O sistema de tratamento de odores instalado recentemente pela Copasa na região da Lagoa da Pampulha, em Belo Horizonte, foi alvo de vandalismo e furto. Os danos foram identificados durante uma visita de rotina realizada por equipes da companhia nessa terça-feira (9/9). Materiais elétricos foram levados e outras partes da estrutura foram danificadas, interrompendo o funcionamento do equipamento.
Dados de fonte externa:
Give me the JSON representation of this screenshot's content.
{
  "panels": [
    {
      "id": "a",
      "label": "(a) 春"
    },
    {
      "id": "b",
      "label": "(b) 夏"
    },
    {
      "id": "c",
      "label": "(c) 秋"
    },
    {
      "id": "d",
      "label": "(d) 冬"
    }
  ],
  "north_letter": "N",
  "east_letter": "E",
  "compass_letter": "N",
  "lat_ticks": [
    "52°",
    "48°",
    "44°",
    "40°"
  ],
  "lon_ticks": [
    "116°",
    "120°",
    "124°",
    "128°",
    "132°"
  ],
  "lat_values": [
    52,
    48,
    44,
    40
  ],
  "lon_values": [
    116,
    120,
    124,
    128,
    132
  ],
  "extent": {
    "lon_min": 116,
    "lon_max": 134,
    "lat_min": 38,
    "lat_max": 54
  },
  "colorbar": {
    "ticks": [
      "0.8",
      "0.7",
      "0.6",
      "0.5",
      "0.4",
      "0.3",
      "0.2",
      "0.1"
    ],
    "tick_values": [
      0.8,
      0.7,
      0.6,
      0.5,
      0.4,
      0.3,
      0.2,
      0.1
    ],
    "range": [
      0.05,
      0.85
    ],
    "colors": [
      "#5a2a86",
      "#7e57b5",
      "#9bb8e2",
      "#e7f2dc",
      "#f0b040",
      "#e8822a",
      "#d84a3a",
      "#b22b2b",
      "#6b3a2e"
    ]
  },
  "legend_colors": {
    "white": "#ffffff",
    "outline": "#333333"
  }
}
A Copasa registrou um boletim de ocorrência sobre o caso. A presidente da companhia, Marília Carvalho de Melo, esteve no local nesta quarta-feira (10/9) para verificar os danos, acompanhada de representantes das polícias Civil e Militar e da Guarda Municipal.
“É um ato de vandalismo, de depredação de um investimento relevante para a cidade de Belo Horizonte, considerando o problema recorrente que nós temos de odor na Lagoa da Pampulha”, afirmou Marília.
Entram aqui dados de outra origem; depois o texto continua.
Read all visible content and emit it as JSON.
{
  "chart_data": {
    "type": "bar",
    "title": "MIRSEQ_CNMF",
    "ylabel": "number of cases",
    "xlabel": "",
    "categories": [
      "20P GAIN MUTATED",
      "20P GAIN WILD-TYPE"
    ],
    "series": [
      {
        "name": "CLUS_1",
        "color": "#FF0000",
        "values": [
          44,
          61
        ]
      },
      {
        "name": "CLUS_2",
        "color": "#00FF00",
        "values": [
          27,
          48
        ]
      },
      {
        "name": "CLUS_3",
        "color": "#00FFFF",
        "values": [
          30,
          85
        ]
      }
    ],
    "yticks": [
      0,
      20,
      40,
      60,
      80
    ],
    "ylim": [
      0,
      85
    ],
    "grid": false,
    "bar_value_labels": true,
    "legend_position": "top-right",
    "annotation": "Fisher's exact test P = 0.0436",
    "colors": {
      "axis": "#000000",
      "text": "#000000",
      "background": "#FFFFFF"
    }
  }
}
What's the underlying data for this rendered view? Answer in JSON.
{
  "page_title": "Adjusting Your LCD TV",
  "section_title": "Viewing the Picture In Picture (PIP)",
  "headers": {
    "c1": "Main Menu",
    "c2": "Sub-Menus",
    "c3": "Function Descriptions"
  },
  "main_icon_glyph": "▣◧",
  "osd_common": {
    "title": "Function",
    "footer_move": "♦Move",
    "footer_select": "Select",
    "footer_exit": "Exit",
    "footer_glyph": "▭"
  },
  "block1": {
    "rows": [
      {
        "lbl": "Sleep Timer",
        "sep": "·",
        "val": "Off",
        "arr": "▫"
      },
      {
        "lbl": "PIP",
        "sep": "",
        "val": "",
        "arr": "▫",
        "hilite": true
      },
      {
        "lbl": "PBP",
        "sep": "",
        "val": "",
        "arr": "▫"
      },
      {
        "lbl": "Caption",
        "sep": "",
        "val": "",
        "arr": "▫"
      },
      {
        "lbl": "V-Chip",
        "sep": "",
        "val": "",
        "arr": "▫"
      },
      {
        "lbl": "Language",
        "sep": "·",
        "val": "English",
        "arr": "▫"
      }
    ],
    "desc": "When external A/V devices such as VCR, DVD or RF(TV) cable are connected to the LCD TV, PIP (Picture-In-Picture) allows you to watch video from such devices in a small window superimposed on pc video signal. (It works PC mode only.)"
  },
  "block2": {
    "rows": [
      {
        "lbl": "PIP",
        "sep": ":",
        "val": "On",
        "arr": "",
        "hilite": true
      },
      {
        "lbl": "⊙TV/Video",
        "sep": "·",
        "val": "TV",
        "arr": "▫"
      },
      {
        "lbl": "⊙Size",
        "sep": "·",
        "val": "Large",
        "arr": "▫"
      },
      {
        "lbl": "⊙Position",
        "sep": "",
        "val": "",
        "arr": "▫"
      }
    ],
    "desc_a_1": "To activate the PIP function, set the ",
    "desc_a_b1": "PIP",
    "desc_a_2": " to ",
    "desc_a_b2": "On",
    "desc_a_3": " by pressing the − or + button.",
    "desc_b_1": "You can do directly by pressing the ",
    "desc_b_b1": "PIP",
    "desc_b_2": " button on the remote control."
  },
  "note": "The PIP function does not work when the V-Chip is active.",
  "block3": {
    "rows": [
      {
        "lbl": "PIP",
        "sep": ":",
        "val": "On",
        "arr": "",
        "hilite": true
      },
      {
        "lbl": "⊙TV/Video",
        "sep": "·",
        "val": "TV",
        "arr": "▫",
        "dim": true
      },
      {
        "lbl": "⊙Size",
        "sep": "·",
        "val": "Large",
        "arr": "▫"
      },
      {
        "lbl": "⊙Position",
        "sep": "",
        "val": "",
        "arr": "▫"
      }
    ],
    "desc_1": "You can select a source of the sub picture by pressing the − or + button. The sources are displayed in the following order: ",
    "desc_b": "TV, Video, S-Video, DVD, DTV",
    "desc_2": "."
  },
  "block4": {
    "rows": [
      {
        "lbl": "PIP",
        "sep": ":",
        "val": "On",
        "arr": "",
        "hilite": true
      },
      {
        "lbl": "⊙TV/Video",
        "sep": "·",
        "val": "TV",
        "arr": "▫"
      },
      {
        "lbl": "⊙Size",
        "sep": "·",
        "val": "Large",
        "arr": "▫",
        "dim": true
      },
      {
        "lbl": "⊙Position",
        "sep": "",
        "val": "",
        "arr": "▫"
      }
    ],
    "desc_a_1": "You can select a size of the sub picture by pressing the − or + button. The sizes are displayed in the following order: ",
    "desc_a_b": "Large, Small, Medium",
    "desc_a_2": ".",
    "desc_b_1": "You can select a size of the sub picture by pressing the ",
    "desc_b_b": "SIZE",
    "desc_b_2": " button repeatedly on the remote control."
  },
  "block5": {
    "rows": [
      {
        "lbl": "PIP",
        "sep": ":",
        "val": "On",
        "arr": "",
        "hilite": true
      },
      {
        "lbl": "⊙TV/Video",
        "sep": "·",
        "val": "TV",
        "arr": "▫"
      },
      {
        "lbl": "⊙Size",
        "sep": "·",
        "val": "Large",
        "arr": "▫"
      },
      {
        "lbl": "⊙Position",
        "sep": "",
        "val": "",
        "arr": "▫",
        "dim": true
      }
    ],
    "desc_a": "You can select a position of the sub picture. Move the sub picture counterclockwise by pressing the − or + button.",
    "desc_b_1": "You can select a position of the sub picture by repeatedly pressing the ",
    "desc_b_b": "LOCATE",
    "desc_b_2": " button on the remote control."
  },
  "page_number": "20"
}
O equipamento fica em uma unidade conhecida como caixa de manobras, próxima ao Aeroporto da Pampulha. Pelo local passa o esgoto coletado nas bacias da Lagoa da Pampulha e em parte de Contagem, que é levado para tratamento na Estação de Tratamento de Esgoto (ETE) Onça.
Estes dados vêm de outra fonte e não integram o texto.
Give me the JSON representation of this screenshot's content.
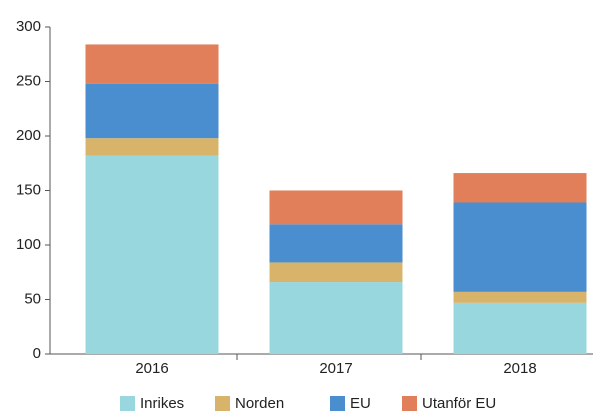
{
  "chart_data": {
    "type": "stacked_bar",
    "categories": [
      "2016",
      "2017",
      "2018"
    ],
    "series": [
      {
        "name": "Inrikes",
        "color": "#98d7de",
        "values": [
          182,
          66,
          47
        ]
      },
      {
        "name": "Norden",
        "color": "#d8b46a",
        "values": [
          16,
          18,
          10
        ]
      },
      {
        "name": "EU",
        "color": "#4a8ecf",
        "values": [
          50,
          35,
          82
        ]
      },
      {
        "name": "Utanför EU",
        "color": "#e07f5a",
        "values": [
          36,
          31,
          27
        ]
      }
    ],
    "ylim": [
      0,
      300
    ],
    "yticks": [
      0,
      50,
      100,
      150,
      200,
      250,
      300
    ],
    "grid": false,
    "legend": "bottom"
  }
}
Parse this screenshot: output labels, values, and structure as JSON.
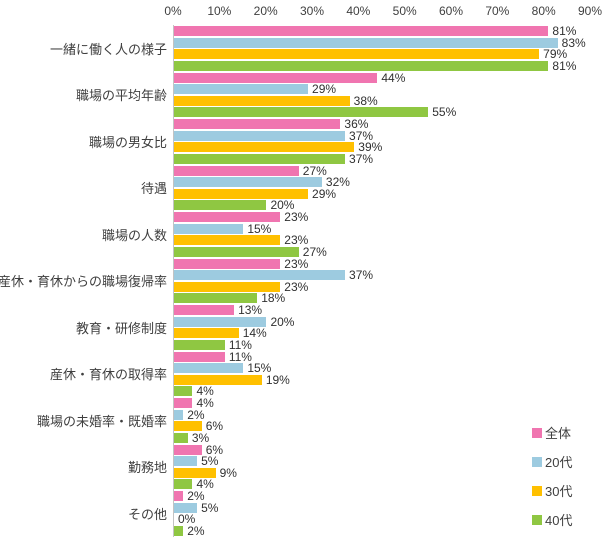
{
  "chart_data": {
    "type": "bar",
    "orientation": "horizontal",
    "title": "",
    "xlabel": "",
    "ylabel": "",
    "xlim": [
      0,
      90
    ],
    "x_ticks": [
      "0%",
      "10%",
      "20%",
      "30%",
      "40%",
      "50%",
      "60%",
      "70%",
      "80%",
      "90%"
    ],
    "grid": false,
    "axis_position": "top",
    "legend_position": "bottom-right",
    "data_labels": true,
    "value_suffix": "%",
    "categories": [
      "一緒に働く人の様子",
      "職場の平均年齢",
      "職場の男女比",
      "待遇",
      "職場の人数",
      "産休・育休からの職場復帰率",
      "教育・研修制度",
      "産休・育休の取得率",
      "職場の未婚率・既婚率",
      "勤務地",
      "その他"
    ],
    "series": [
      {
        "name": "全体",
        "color": "#F075B0",
        "values": [
          81,
          44,
          36,
          27,
          23,
          23,
          13,
          11,
          4,
          6,
          2
        ]
      },
      {
        "name": "20代",
        "color": "#9DCBE0",
        "values": [
          83,
          29,
          37,
          32,
          15,
          37,
          20,
          15,
          2,
          5,
          5
        ]
      },
      {
        "name": "30代",
        "color": "#FFC000",
        "values": [
          79,
          38,
          39,
          29,
          23,
          23,
          14,
          19,
          6,
          9,
          0
        ]
      },
      {
        "name": "40代",
        "color": "#8FC742",
        "values": [
          81,
          55,
          37,
          20,
          27,
          18,
          11,
          4,
          3,
          4,
          2
        ]
      }
    ],
    "colors": {
      "axis_line": "#c3c3c3",
      "text": "#3f3f3f"
    }
  }
}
A estrutura recebe cerca de 1.200 litros de esgoto por segundo. A mudança no fluxo do material pode provocar a liberação de gases, como o gás sulfídrico, associado ao mau cheiro. O sistema instalado pela Copasa tem a função de reduzir a concentração desses gases no local. Com os danos provocados pelo vandalismo, o equipamento deixou de operar.
Reparo deve levar cerca de um mês
A Copasa informou que vai reparar o sistema. De acordo com a companhia, devido à extensão dos danos e à necessidade de um serviço especializado, o trabalho deve levar cerca de um mês.
A companhia também informou que pretende instalar câmeras de monitoramento na área para aumentar a segurança da estrutura.
O sistema havia sido instalado recentemente, com custo informado pela Copasa de aproximadamente R$ 240 mil, em uma ação voltada à redução do mau cheiro associado à unidade de esgoto localizada na região da Pampulha.